Last week, the foundation hosted an event at the Mitchell Gold + Bob Williams store in the Back Bay for National Mentoring month. Awards were presented to design mentors who’ve significantly impacted the lives of their mentees and Austin — best known for her hits “Baby Come to Me” and “Do You Love Me/The Genie” — presented a $10k check to mentee Santana Roberts, a new Berklee student. Teary eyed and emotional, Roberts told the crowd that her relationship with Austin started with an e-mail sent through her fan site asking for sheet music. Shortly thereafter, Roberts was on her way to New York to spend a weekend with Austin.

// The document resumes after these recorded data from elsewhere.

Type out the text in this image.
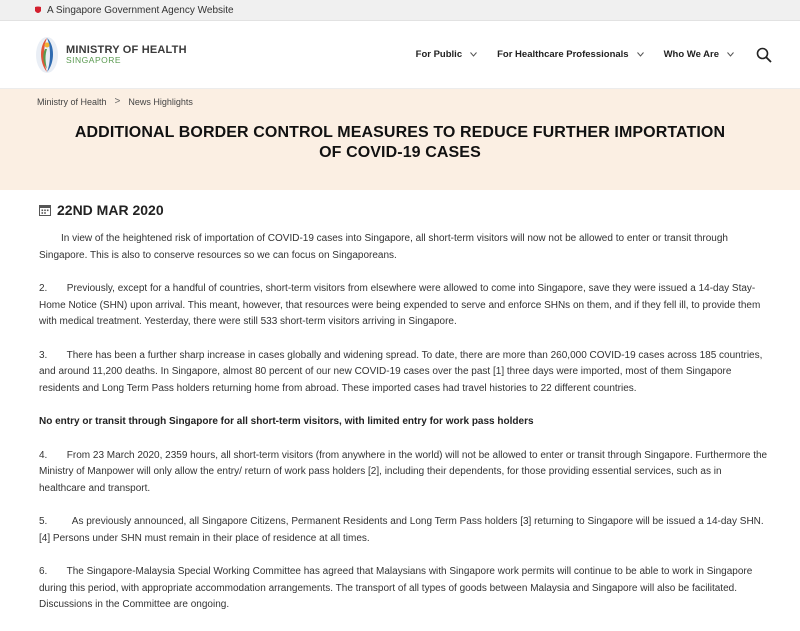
A Singapore Government Agency Website
MINISTRY OF HEALTH
SINGAPORE
For Public	For Healthcare Professionals	Who We Are
Ministry of Health > News Highlights
ADDITIONAL BORDER CONTROL MEASURES TO REDUCE FURTHER IMPORTATION
OF COVID-19 CASES
22ND MAR 2020

In view of the heightened risk of importation of COVID-19 cases into Singapore, all short-term visitors will now not be allowed to enter or transit through Singapore. This is also to conserve resources so we can focus on Singaporeans.

2.       Previously, except for a handful of countries, short-term visitors from elsewhere were allowed to come into Singapore, save they were issued a 14-day Stay-Home Notice (SHN) upon arrival. This meant, however, that resources were being expended to serve and enforce SHNs on them, and if they fell ill, to provide them with medical treatment. Yesterday, there were still 533 short-term visitors arriving in Singapore.

3.       There has been a further sharp increase in cases globally and widening spread. To date, there are more than 260,000 COVID-19 cases across 185 countries, and around 11,200 deaths. In Singapore, almost 80 percent of our new COVID-19 cases over the past [1] three days were imported, most of them Singapore residents and Long Term Pass holders returning home from abroad. These imported cases had travel histories to 22 different countries.

No entry or transit through Singapore for all short-term visitors, with limited entry for work pass holders

4.       From 23 March 2020, 2359 hours, all short-term visitors (from anywhere in the world) will not be allowed to enter or transit through Singapore. Furthermore the Ministry of Manpower will only allow the entry/ return of work pass holders [2], including their dependents, for those providing essential services, such as in healthcare and transport.

5.         As previously announced, all Singapore Citizens, Permanent Residents and Long Term Pass holders [3] returning to Singapore will be issued a 14-day SHN. [4] Persons under SHN must remain in their place of residence at all times.

6.       The Singapore-Malaysia Special Working Committee has agreed that Malaysians with Singapore work permits will continue to be able to work in Singapore during this period, with appropriate accommodation arrangements. The transport of all types of goods between Malaysia and Singapore will also be facilitated. Discussions in the Committee are ongoing.
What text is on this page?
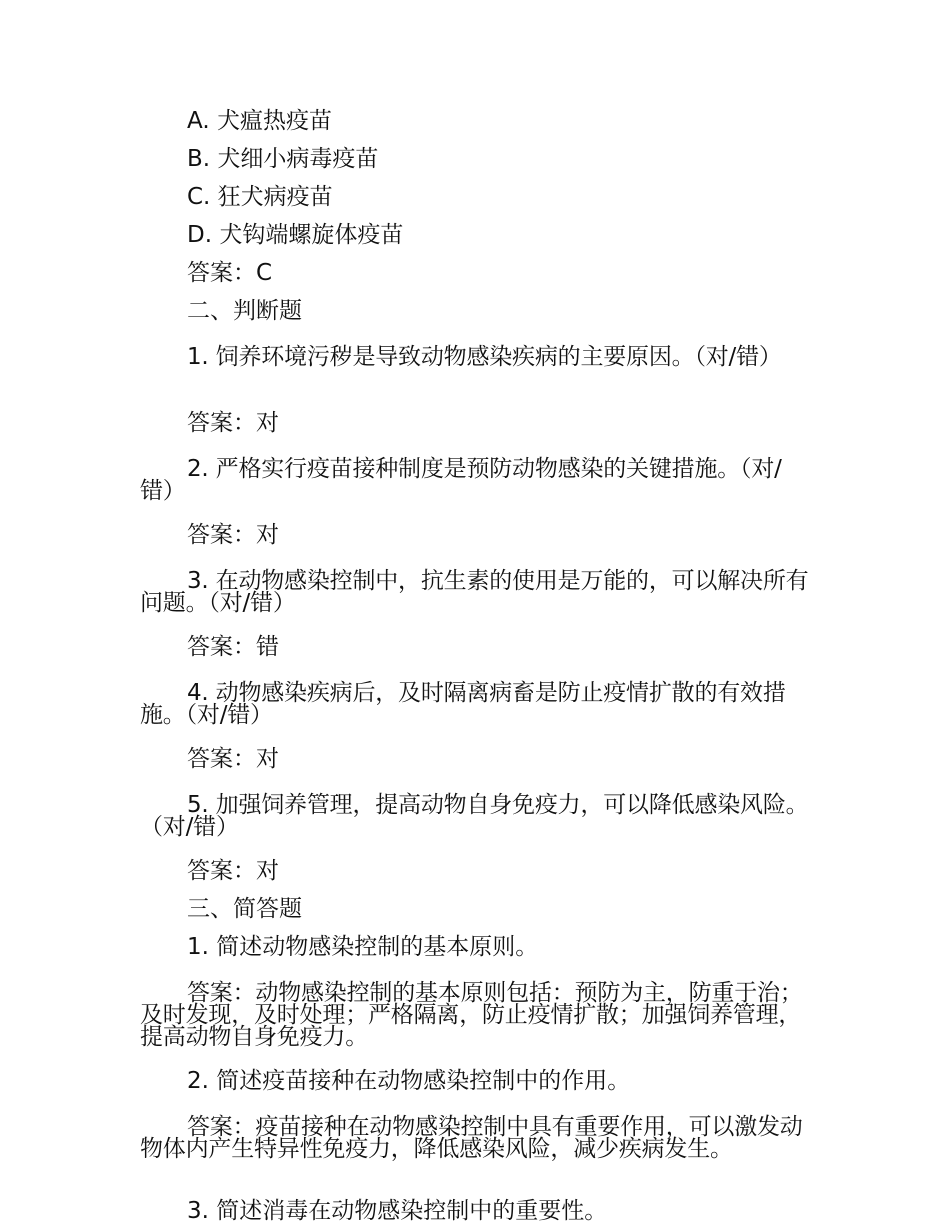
A. 犬瘟热疫苗
B. 犬细小病毒疫苗
C. 狂犬病疫苗
D. 犬钩端螺旋体疫苗
答案：C
二、判断题
1. 饲养环境污秽是导致动物感染疾病的主要原因。（对/错）
答案：对
2. 严格实行疫苗接种制度是预防动物感染的关键措施。（对/错）
答案：对
3. 在动物感染控制中，抗生素的使用是万能的，可以解决所有问题。（对/错）
答案：错
4. 动物感染疾病后，及时隔离病畜是防止疫情扩散的有效措施。（对/错）
答案：对
5. 加强饲养管理，提高动物自身免疫力，可以降低感染风险。（对/错）
答案：对
三、简答题
1. 简述动物感染控制的基本原则。
答案：动物感染控制的基本原则包括：预防为主，防重于治；及时发现，及时处理；严格隔离，防止疫情扩散；加强饲养管理，提高动物自身免疫力。
2. 简述疫苗接种在动物感染控制中的作用。
答案：疫苗接种在动物感染控制中具有重要作用，可以激发动物体内产生特异性免疫力，降低感染风险，减少疾病发生。
3. 简述消毒在动物感染控制中的重要性。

“My first mentors were my parents,” Austin said. “That’s where mentoring begins. My dad — who was a jazz musician — was my mentor musically. My mom was my emotional mentor. They set the stage. They helped me accept and receive mentoring. I was raised with the mentality that someone wants to help you! Later my godfather Quincy Jones was a mentor and my manager Barry Orms is a spiritual and emotional mentor.”
She’s gotten great advice from many important figures in her life and now Austin wants to do the same for others through Over My Shoulder.
“Everybody in this organization is so busy!” Austin exclaimed. “It’s like when Obama gave the State of the Union Address and seemed surprised by his own accomplishments. We’re starting to take off. It’s a great time for us.”
Though Austin is in the middle of a global tour, it was important for her to show up and support the work of the mentors and mentees of the organization.
“It takes a village to raise a child,” she said. “If there’s someone around who is younger or has less experience than you have, then it’s your responsibility to help them, to share information. It’s fascinating and nourishing to the soul to watch a child bloom before your eyes.”
To demonstrate the power of mentoring, Rick Dyer — a former heroin addict turned lawyer — talked about his journey from the streets to the courtroom. He acknowledged that the people who took an interest in him and helped him along the way, saved his life. His lowest point came in prison after a visit from his mother. Dyer told her that he was hopeless and helpless. His mother told him to borrow her hope.
“That’s one of the most powerful things anyone has ever said to me,” shared Dyer.
After the awards and check presentation, partygoers mingled and munched on appetizers while Austin made her way around the room. Before her exit, she sang “This Little Light Of Mine” acapella, a perfect compliment to the stories shared throughout the evening.
“You don’t always have the capacity to help hundreds of thousands of people at a time,” Austin said. “If you can help one person, you’re doing something for the universe.”